Using the formula distance = speed * time, we can set up the following equations:
For the faster plane:
1800 = x * t ----(1)
For the slower plane:
1800 = (x - 100) * (t + 36/60) ----(2)
Let's solve these equations to find the values of "x" and "x - 100".
From equation (1), we have:
t = 1800 / x
Substituting this value of "t" in equation (2), we get:
1800 = (x - 100) * (1800 / x + 36/60)
Simplifying this equation, we get:
1800 = (x - 100) * (1800x + 36x) / 60
Multiplying both sides by 60 to get rid of the denominator, we have:
60 * 1800 = (x - 100) * (1800x + 36x)
108000 = (x - 100) * (1836x)
Dividing both sides by (x - 100), we get:
108000 / (x - 100) = 1836x
Simplifying further, we obtain:
180 / (x - 100) = 3x
Cross-multiplying, we get:
180 * x - 180 * 100 = 3x * (x - 100)
180x - 18000 = 3x^2 - 300x
Rearranging this equation, we have:
3x^2 - 480x + 18000 = 0
Dividing both sides by 3, we get:
x^2 - 160x + 6000 = 0
We can now solve this quadratic equation using the quadratic formula:
x = (-b ± sqrt(b^2 - 4ac)) / (2a)
In this equation, a = 1, b = -160, and c = 6000.
Substituting these values, we get:
x = (-(-160) ± sqrt((-160)^2 - 4(1)(6000))) / (2 * 1)
Simplifying further, we find:
x = (160 ± sqrt(25600 - 24000)) / 2
x = (160 ± sqrt(1600)) / 2
x = (160 ± 40) / 2
So, we have two possible values for "x":
1. x = (160 + 40) / 2 = 200 / 2 = 100 km/h
2. x = (160 - 40) / 2 = 120 / 2 = 60 km/h
Therefore, the speeds of the two planes are:
1. Faster plane: 100 km/h
2. Slower plane: 100 - 100 = 0 km/h
However, since the speed of the slower plane is negative (0 km/h), it is not physically possible.

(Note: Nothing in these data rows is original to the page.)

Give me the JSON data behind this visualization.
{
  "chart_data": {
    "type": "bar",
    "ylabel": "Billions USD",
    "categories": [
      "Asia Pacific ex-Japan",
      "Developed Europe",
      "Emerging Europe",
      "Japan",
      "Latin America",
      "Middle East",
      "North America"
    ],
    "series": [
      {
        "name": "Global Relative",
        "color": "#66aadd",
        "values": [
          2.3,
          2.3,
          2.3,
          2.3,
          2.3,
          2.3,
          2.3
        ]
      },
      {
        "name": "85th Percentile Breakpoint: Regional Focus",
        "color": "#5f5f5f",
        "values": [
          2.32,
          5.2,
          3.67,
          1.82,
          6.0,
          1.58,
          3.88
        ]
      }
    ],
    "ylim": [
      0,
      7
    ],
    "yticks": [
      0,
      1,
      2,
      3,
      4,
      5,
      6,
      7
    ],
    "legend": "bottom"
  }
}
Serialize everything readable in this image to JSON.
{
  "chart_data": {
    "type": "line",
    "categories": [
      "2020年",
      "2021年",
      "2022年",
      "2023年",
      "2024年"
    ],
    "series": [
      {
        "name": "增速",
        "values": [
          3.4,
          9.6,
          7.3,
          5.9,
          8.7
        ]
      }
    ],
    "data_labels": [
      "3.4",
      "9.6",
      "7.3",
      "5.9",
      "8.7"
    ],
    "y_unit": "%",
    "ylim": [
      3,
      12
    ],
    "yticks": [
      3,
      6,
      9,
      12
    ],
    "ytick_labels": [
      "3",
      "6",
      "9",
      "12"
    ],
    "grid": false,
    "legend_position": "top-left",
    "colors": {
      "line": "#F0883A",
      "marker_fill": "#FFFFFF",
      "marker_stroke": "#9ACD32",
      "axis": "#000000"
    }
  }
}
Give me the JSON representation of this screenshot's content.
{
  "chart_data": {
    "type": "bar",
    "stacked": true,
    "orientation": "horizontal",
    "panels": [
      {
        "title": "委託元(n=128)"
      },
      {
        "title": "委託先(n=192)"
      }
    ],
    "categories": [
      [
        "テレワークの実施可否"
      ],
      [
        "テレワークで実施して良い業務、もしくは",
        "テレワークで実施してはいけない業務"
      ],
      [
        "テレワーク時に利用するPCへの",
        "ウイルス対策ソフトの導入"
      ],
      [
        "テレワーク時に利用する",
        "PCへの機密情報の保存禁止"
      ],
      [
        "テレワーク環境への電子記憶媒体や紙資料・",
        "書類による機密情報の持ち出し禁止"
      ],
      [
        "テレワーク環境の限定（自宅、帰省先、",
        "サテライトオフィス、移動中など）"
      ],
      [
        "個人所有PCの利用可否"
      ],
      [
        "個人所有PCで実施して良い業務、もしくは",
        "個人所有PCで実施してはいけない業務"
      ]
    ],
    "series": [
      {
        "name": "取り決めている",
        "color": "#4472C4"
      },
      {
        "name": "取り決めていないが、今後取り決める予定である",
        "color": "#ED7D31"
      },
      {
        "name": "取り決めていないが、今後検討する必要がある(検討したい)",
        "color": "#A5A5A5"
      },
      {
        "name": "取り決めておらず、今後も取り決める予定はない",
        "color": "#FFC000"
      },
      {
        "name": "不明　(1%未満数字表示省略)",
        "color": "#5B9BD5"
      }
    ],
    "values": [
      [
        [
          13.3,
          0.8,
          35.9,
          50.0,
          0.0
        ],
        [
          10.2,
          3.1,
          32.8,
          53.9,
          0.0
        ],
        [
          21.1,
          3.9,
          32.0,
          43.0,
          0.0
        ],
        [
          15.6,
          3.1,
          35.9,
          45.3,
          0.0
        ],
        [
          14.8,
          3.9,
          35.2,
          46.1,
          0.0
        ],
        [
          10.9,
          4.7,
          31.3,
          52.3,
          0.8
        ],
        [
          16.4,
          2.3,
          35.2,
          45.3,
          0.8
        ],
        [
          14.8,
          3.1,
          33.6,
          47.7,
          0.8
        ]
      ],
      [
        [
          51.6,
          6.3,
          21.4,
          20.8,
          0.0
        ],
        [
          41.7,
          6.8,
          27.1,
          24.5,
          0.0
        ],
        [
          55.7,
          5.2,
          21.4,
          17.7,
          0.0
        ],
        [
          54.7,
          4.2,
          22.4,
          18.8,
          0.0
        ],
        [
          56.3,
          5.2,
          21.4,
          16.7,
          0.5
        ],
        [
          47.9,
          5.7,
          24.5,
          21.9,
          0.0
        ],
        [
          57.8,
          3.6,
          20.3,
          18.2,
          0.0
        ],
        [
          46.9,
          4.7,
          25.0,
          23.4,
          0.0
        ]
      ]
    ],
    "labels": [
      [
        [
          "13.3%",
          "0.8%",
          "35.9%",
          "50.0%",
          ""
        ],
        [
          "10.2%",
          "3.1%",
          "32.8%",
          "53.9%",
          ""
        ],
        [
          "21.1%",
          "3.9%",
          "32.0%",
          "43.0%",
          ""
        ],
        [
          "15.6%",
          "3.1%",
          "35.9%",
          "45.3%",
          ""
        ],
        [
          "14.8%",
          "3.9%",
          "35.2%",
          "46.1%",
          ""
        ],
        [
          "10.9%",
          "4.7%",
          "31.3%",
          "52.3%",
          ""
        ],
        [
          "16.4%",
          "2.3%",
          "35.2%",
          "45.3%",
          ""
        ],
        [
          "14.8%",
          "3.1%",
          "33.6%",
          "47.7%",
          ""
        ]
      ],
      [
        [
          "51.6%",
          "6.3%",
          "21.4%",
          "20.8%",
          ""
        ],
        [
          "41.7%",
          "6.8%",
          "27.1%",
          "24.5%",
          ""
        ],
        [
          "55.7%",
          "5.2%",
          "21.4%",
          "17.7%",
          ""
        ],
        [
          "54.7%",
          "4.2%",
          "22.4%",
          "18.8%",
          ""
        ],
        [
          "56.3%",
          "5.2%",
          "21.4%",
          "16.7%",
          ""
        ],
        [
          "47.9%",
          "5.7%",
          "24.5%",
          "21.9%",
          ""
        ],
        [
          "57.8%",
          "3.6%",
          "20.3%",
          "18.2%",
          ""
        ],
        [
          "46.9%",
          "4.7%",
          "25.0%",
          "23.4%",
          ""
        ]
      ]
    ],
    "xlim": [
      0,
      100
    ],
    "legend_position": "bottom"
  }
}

Therefore, the speed of the slower plane should be positive.
Hence, the speeds of the two planes are:
1. Faster plane: 100 km/h
2. Slower plane: 100 - 100 = 0 km/h (Not considered valid)
Let's assume that the speed of the faster plane is x km/hour.
Since the speed of the slower plane is 100 km/hour slower than the speed of the faster plane, the speed of the slower plane is (x - 100) km/hour.
We are given that the planes left simultaneously, and the slower plane arrived at its destination 36 minutes (which is 36/60 = 0.6 hours) after the faster plane.
We know that the distance covered by both planes is the same (1800 km).
We can use the formula distance = speed × time to set up two equations based on the given information:
1. For the faster plane: distance = speed × time
1800 = x × t1, where t1 is the time for the faster plane to complete the journey.
2. For the slower plane: distance = speed × time
1800 = (x - 100) × t2, where t2 is the time for the slower plane to complete the journey.
We also know that the slower plane arrived 36 minutes (or 0.6 hours) after the faster plane, so t1 = t2 + 0.6.
Now, let's rearrange the equations to solve for x, the speed of the faster plane.
From equation 1: t1 = 1800 / x
Substituting t2 + 0.6 for t1 in equation 1:
t2 + 0.6 = 1800 / x
From equation 2: t2 = 1800 / (x - 100)
Now we can substitute this value of t2 in the previous equation:
1800 / (x - 100) + 0.6 = 1800 / x
To solve this equation, we can cross-multiply and simplify:
1800x + 1800(0.6)(x - 100) = 1800(x - 100)
1800x + 1800(0.6)x - 1800(100) = 1800x - 180,000
1080x + 1080(0.6)x = 1800x - 180,000
1080x + 648x = 1800x - 180,000
1728x = 1800x - 180,000
1800x - 1728x = 180,000
72x = 180,000
x = 180,000 / 72
x ≈ 2500
So, the speed of the faster plane is approximately 2500 km/hour.
Now we can substitute this value of x into equation 2 to find the speed of the slower plane:
1800 = (2500 - 100) × t2
1800 = 2400 × t2
t2 = 1800 / 2400
t2 = 0.75
Therefore, the speed of the slower plane is 2400 km/hour.
To summarize, the speed of the faster plane is approximately 2500 km/hour, and the speed of the slower plane is 2400 km/hour.